First LABOR DAY dates back to Sept. 5, 1882

from Writer's Almanac (Garrison Keillor, Minnesota Public Radio):

Today is Labor Day. Most countries besides the United States celebrate Labor Day on May 1st, International Workers' Day--a date that was chosen in part to commemorate the Haymarket riot in Chicago on May 4, 1886.
We know that the first Labor Day celebration in this country occurred on September 5th, 1882, in New York City, and was organized by the Central Labor Union; but there is a debate over whose idea it was in the first place. Labor Day became a national holiday in 1894, partly because it was a convenient way for President Grover Cleveland to appease an angry work force after he violently broke up a strike.
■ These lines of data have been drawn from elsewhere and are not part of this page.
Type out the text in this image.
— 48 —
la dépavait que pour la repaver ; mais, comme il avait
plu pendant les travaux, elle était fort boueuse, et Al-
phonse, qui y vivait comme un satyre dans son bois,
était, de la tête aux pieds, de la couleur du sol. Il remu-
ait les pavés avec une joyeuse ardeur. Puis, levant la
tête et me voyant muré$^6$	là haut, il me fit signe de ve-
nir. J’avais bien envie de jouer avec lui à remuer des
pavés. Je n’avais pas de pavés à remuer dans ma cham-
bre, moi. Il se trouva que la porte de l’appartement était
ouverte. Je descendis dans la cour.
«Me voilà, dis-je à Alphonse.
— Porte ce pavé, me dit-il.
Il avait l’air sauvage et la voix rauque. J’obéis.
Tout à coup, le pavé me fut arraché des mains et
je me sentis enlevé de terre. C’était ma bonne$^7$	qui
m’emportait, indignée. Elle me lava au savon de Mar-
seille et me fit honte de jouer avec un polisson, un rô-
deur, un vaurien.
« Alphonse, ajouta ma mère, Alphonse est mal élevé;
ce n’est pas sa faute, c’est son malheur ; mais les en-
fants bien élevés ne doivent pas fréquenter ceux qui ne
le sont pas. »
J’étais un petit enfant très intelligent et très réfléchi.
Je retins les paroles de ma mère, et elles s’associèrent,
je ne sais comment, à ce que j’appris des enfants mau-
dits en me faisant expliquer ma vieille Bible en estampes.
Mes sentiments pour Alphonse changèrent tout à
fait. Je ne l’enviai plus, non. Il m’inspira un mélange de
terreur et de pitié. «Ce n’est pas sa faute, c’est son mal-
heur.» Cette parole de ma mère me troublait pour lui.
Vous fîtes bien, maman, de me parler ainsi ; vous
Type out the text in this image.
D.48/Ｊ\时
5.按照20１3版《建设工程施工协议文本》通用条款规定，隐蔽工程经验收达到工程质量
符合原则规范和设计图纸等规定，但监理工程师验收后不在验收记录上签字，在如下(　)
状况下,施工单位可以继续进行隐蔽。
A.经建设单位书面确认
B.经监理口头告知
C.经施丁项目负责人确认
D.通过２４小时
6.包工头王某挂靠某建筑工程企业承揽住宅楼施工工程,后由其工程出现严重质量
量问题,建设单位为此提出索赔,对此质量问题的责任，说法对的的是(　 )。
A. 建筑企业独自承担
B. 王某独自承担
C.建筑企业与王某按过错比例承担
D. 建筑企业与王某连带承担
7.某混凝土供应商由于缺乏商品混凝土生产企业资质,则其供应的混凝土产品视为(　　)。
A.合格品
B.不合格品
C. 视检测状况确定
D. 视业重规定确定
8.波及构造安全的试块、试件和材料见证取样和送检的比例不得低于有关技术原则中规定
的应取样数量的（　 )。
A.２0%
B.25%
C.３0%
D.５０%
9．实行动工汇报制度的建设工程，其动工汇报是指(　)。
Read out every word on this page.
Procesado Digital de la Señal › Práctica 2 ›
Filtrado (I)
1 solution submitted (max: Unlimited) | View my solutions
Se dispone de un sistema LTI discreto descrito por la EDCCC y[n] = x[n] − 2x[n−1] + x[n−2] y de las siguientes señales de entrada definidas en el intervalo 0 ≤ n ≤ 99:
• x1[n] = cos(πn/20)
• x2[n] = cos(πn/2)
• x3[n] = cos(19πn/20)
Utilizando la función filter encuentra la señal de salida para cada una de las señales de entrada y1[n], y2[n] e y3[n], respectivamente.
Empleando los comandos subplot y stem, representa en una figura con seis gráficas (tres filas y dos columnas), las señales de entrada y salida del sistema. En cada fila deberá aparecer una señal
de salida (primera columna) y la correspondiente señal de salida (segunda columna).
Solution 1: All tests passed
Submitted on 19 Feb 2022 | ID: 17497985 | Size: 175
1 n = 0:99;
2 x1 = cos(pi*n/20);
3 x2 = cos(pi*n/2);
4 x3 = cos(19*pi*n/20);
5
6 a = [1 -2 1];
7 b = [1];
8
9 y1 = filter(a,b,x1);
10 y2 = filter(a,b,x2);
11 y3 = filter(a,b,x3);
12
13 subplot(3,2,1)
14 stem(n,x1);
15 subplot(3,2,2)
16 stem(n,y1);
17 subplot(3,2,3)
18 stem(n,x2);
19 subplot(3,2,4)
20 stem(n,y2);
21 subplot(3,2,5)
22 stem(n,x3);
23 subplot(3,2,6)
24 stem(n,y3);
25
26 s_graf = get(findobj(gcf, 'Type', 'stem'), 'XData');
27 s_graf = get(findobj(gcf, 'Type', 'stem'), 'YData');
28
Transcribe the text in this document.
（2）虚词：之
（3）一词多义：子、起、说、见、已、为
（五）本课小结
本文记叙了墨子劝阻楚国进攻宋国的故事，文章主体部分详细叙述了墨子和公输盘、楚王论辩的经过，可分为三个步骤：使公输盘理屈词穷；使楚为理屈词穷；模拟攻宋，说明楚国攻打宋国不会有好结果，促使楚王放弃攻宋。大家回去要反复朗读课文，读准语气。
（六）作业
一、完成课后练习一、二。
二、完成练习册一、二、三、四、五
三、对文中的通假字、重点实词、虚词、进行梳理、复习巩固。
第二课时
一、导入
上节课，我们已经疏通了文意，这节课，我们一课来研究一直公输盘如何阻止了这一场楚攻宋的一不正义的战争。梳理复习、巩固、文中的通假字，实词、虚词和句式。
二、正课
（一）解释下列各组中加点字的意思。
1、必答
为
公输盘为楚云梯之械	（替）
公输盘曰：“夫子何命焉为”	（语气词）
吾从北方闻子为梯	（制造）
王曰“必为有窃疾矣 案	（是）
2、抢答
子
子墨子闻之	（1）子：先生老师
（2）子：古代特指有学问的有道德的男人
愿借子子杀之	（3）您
In 1884, railroad workers in Pullman, Illinois went on strike. The town of Pullman was built for the sole purpose of housing people connected with the Pullman Palace Car Company, from the regular workers to Pullman himself. Everyone in the town worked for the railroad, which dictated their wages as well as their rent. In 1893, the nation went into an economic depression, and workers' wages were slashed, but they were still working 16-hour days and the company was still taking the same amount for rent out of their paychecks. So Pullman workers went on strike. Railroad workers across the nation who belonged to the American Railway Union joined the strike, refusing to switch trains with Pullman cars on them. Soon anyone who sympathized, union workers or not, joined in the cause, and riots broke out all over. Passengers and mail couldn't make it west of Chicago.
Grover Cleveland declared that the actions of the workers were criminal, and he sent 12,000 troops to control them. Soon the strike was over, the head of the American Railway Union was sent to prison, and all Pullman workers were required to sign a form saying that they would never strike again. The strike was officially declared over on August 3rd.
Unfortunately for Cleveland, the general public was not too happy with his hard-line stance. So he rushed a Labor Day bill through Congress, and six days after the strike ended, Labor Day was declared a national holiday on the first Monday of September.
These days, only 11.9% of American workers belong to a union, and among private sector workers that number is down to 6.9%.